Suite de notre série de reportages consacrés à la fin de la mission Barkhane. Au Mali, au milieu du désert du Sahara, certains villages vivent complètement isolés du reste du monde. Et ils sont souvent victimes des groupes armés terroristes, qui pillent leurs vivres, et harcèlent la population.
Notre reporter Antoine Estève a pu se rendre dans deux villages des montagnes d’Hombori, après une marche difficile, accompagnés par des vaillants marsouins du 2e Régiment d’Infanterie de Marine.
Aujourd’hui, les marsouins du capitaine Socrate vont devoir démontrer leur capacité de résistance physique hors-norme.
Un massif rocheux au milieu du désert. Des pics sombres à plus de 1000 mètres d’altitude. Des canyons recouverts de pierres noires. C’est le décor grandiose de la mission du jour.
Les troupes d’infanterie du deuxième RIMA doivent inspecter deux villages d’éleveurs de brebis et de chèvres, accrochés à la montagne. Des mouvements suspects sont régulièrement signalés dans la zone. Et grâce à des soldats maliens qui les accompagnent, ils vont pouvoir rencontrer des populations isolées, dans une zone très fréquentée par les groupes armés terroristes.

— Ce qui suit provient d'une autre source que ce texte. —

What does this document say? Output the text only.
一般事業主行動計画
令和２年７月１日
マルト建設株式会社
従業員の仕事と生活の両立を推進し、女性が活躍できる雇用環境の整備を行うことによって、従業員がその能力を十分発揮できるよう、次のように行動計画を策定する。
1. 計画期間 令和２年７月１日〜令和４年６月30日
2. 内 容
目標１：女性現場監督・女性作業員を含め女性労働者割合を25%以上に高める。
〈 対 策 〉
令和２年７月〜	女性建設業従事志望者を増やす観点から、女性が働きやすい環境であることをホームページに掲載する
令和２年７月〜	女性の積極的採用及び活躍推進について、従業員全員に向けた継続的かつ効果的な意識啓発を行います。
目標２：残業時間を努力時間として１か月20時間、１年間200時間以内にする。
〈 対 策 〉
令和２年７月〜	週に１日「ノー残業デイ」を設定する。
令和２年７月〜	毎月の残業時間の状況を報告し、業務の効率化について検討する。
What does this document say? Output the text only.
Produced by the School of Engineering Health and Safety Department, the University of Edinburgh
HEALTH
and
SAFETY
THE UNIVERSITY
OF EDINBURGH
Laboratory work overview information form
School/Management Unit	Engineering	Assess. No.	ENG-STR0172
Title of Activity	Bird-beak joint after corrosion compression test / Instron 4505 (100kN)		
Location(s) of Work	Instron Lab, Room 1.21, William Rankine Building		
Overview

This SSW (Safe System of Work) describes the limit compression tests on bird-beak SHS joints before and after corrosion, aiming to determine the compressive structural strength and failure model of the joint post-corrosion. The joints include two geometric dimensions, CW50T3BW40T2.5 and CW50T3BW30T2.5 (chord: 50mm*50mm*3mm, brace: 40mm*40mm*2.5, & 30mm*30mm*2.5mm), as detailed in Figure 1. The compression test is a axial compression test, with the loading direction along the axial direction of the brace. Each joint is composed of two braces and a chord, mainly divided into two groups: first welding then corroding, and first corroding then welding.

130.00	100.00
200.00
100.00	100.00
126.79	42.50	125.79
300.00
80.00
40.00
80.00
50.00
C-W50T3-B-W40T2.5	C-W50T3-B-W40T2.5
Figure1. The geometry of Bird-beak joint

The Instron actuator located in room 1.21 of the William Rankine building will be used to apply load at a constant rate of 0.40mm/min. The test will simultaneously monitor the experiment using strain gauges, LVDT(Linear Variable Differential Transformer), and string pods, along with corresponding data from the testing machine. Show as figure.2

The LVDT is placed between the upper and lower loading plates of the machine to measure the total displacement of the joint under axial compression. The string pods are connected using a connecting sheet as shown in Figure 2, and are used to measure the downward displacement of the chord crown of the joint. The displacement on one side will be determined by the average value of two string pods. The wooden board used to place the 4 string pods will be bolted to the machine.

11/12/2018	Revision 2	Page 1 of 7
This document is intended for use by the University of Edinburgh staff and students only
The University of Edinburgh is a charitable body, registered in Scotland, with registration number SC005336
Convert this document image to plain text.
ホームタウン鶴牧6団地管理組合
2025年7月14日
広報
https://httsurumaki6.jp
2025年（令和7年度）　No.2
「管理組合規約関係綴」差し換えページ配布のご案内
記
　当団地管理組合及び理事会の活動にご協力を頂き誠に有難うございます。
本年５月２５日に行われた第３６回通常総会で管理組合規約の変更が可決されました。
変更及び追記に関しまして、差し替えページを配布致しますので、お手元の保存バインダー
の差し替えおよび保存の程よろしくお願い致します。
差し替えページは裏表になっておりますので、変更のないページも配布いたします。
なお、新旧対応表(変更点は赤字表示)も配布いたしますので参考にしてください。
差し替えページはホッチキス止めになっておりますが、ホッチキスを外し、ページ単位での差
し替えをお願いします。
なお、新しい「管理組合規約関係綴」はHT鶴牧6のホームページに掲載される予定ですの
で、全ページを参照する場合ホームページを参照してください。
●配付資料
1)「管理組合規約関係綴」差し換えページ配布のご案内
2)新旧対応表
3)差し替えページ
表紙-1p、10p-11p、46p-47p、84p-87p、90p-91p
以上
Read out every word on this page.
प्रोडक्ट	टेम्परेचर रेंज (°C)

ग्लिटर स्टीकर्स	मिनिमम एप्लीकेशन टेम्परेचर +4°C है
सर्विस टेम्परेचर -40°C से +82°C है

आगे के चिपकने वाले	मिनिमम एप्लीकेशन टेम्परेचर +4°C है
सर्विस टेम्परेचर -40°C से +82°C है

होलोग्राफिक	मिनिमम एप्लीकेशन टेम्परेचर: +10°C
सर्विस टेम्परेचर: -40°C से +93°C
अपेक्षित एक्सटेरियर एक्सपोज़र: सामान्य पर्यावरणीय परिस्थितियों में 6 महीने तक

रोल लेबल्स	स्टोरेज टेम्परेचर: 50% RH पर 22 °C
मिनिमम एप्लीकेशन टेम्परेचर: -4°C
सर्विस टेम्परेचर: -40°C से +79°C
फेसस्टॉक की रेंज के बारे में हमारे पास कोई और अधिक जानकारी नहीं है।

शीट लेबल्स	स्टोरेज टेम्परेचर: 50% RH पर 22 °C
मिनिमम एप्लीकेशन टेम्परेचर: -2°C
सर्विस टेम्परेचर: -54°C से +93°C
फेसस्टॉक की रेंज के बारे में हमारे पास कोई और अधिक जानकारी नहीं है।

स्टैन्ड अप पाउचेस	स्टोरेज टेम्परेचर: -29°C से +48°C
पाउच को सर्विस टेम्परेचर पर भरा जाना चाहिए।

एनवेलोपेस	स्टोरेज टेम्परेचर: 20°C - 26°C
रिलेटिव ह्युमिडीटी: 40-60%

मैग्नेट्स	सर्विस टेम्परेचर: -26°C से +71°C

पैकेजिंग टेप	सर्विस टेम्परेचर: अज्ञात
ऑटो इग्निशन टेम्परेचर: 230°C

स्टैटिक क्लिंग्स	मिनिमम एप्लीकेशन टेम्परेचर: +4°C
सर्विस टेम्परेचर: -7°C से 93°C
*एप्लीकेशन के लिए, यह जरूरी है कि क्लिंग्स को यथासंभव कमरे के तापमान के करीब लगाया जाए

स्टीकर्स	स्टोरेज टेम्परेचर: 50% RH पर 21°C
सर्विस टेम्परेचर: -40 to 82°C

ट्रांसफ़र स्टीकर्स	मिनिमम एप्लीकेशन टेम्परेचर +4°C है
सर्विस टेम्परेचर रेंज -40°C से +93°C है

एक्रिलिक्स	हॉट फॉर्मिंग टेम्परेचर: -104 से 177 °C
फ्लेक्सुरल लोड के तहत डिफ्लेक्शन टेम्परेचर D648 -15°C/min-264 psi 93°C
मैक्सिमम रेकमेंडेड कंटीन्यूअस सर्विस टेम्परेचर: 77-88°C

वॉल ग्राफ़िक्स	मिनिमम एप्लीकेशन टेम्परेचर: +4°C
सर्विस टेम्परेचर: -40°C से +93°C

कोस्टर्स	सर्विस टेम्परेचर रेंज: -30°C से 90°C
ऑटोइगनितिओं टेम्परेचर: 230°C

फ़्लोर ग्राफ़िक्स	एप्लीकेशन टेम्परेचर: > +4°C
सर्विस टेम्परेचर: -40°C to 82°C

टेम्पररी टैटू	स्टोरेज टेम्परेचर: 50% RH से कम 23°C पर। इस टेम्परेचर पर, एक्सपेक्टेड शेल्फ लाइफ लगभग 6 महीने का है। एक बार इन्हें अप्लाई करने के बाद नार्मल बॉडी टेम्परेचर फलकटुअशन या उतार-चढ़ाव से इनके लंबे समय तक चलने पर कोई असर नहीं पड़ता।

Avant de partir, le capitaine malien Ousmane Camara, nous explique pourquoi la mission est dangereuse, avec des habitants qui – parfois – collaborent avec l’ennemi : «Les habitants ont peur. Quand on vient les voir, on reste quelques heures sur place. Mais eux, ils vivent ici. Les terroristes reviennent les voir plus tard, et les menacent. Le seul moyen de bien communiquer avec la population locale, c’est d’obtenir quelques numéros de téléphones, et on compte sur eux pour nous contacter plus tard, s’ils ont des infos à donner sur leurs agresseurs.»
«VOUS AVEZ VU DES TERRORISTES PAR ICI ?»
Il fait 47 degrés à l’ombre. L’air est brûlant. Le sol dégage une chaleur indescriptible. Les pieds surchauffent dans les chaussures. Le début de l’ascension est particulièrement pénible. La rocaille noire semble infranchissable. Le souffle court, un voile blanc devant les yeux, les vêtements trempés par la transpiration, je suis à la limite de la syncope.
Chaque soldat porte 30 kilos sur lui, l’équipement, l’armement, le gilet pare-balle, le casque lourd. Il faut marcher lentement, sans réfléchir. Se laisser porter par l’objectif, ce village, tout en haut de la paroi raide.
Sur le plateau supérieur, avant les premières habitations, une dizaine de maisons en ruines semblent abandonnées au milieu du chemin. Les soldats les inspectent, armes aux poings. Ils redoutent un tireur embusqué, qui pourrait les viser, depuis une ruine. Aucun signe de vie dans la rocaille sombre.
Cinq cents mètres au-dessus, à notre arrivée dans le village de Kantakine, les habitants sortent de chez eux. Les militaires sont plutôt bien accueillis. On sent que notre présence est exceptionnelle, c’est un moment rare pour eux. Des dizaines d’enfants nous entourent. Curieux, et parfois souriants. « Vous avez vu des terroristes par ici ?», «Non, on n’a vu personne depuis le début de la guerre chez nous», répond un jeune homme au lieutenant Souleymane.
LES VILLAGEOIS VIVENT EN RETRAIT DES COMBATS
Le capitaine Socrate et ses hommes engagent la discussion avec les chefs du village. «Ici, on n’a jamais vu de bandits depuis le début de la guerre. Enfin… Ici dans notre village. Après je ne peux pas vraiment vous dire s’il y en a dans la montagne autour», affirme Niango, l’un des chefs du village, un peu gêné par les questions des soldats. Mais en discutant avec des habitants – qui veulent garder l’anonymat – on comprend pourtant que des hommes armés sont bien passés ici. Des djihadistes armés jusqu’aux dents. Mais encore une fois, par peur de représailles, personne ne donne d’information précise.
Les villageois, pour la plupart des Peuls, vivent en retrait des combats qui font rage dans le désert autour. Les élevages de brebis et de chèvres, et quelques cultures de mil, leur permettent de se nourrir.